Recordkeeping: How To Get All That Paper Under Control

It’s spring cleaning time, and that includes your tax paperwork. While it can get a bit confusing, there are some general guidelines that you can follow.

  • · Income tax returns. These should be kept indefinitely. You would be amazed how many times the IRS will “lose” a tax return, and this is your only way to prove original filing. You should also keep the various back-up documents associated with the return, such as W-2 forms, mortgage interest statements, year-end brokerage statements, interest/dividend income statements, etc. This may seem like overkill, but you never know when you might need these documents for other purposes.
  • · Supporting documents. These are things like cancelled checks, receipts, expense and travel diaries. With respect to retaining these items: three years minimum, five years is better, and seven years is best. How long you keep these records depends on your storage area and audit potential.
  • · Stock/bond/mutual fund purchase confirmations. These are documents that you need to retain during the time that you own the stock or mutual fund. They can be destroyed 3/5/7 years after the date of the sale of these assets. While many brokers are now reporting your fund purchase price, many records are still unavailable to them, so they cannot report your cost basis. It’s ultimately up to you to prove your cost of these purchases.
  • · Real property escrow/title statements. These are the documents that you receive when you purchase property. They are provided to you at your property closing by your title agent, escrow agent, or attorney. These are also documents that you need to retain during the time that you own the property in order to prove your purchase price at the time that you sell the property. The ultimate purging of these documents also follows the 3/5/7 year provisions after the date of the sale.

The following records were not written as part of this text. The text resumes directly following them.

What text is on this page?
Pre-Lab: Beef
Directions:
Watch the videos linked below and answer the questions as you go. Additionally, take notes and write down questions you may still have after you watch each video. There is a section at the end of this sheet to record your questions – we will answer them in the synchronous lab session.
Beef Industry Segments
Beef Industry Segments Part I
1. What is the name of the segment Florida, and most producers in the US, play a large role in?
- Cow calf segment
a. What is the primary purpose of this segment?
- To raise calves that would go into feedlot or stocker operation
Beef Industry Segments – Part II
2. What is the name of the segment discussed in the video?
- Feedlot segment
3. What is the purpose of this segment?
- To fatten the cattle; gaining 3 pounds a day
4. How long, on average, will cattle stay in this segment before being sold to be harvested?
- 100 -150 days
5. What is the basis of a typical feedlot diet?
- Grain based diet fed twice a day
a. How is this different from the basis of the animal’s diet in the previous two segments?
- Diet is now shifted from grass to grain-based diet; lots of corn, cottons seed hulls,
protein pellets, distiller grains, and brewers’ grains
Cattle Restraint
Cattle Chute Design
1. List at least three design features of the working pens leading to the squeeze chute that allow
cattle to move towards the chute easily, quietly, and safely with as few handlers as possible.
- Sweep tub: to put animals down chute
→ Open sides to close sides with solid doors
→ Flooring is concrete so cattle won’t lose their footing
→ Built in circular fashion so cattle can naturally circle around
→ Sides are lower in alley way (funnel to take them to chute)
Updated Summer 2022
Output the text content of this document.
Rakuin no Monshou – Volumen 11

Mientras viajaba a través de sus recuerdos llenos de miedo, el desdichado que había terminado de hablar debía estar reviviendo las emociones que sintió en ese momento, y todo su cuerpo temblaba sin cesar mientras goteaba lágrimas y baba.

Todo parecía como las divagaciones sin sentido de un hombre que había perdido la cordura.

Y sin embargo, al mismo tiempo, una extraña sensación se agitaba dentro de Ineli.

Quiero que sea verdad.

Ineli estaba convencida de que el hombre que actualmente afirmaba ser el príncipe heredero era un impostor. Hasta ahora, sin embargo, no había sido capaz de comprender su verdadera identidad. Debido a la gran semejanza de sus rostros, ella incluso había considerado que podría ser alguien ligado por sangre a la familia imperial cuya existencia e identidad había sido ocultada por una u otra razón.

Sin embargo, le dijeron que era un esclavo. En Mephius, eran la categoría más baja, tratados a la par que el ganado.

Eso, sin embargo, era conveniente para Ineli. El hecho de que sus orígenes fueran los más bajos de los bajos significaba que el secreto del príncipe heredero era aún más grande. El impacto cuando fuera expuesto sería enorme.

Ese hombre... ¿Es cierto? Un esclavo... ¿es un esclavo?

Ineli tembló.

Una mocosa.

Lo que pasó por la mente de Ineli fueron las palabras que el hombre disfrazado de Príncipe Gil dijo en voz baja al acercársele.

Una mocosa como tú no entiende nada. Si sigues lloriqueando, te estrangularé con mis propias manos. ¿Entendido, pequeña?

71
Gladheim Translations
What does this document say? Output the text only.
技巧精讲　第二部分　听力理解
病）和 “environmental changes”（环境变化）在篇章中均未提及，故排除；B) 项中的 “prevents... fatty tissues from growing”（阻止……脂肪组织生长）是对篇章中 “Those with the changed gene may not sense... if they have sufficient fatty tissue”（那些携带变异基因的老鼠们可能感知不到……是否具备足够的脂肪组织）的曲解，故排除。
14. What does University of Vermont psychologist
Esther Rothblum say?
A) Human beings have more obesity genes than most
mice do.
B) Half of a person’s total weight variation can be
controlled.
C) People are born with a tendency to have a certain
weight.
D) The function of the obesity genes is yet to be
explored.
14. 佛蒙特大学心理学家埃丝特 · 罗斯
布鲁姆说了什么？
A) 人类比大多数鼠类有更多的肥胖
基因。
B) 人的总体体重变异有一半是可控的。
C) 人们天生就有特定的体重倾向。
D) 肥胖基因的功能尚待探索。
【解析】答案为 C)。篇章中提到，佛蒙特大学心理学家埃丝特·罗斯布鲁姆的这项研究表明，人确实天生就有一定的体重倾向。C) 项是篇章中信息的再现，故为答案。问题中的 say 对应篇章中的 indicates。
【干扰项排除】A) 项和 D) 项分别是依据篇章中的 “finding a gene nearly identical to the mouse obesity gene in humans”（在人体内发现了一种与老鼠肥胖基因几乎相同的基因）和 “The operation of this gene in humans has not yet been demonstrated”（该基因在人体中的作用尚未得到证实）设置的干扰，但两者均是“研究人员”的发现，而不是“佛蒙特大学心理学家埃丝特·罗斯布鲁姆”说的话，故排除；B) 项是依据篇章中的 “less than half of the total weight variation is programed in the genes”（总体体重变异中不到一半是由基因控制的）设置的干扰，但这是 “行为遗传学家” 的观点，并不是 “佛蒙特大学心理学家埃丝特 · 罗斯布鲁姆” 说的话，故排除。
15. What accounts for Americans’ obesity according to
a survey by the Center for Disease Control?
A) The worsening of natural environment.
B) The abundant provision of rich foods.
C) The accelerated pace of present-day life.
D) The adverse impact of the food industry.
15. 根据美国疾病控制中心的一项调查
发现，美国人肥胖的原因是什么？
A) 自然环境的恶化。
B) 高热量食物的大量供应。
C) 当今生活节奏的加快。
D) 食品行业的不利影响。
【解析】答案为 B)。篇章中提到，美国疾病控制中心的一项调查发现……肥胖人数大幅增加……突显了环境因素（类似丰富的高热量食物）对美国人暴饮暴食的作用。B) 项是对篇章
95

And when you do finally decide to get rid of those old documents, do so carefully. Many documents will carry your social security number, bank/brokerage account number, and other bits of information that could lead to theft of your identity. So make sure that any documents that you get rid of are properly shredded or otherwise completely destroyed

 

Budget Issues Force IRS Closures

The IRS will close all of its operations on June 14, July 5, July 22, and August 30, 2013. The current budget situation, including the sequester, has made these closures necessary. IRS employees will be furloughed without pay on these days. Taxpayers should continue to file returns and pay any taxes due as usual, though on these days the IRS will not answer toll-free hotlines or accept or acknowledge receipt of electronically filed returns. Electronic deposits of employment and excise taxes must be made as usual.

 

Tax Filing Reminder:

July 31 is the deadline for filing 2012 retirement or employee benefit returns (5500 series) for plans on a calendar year.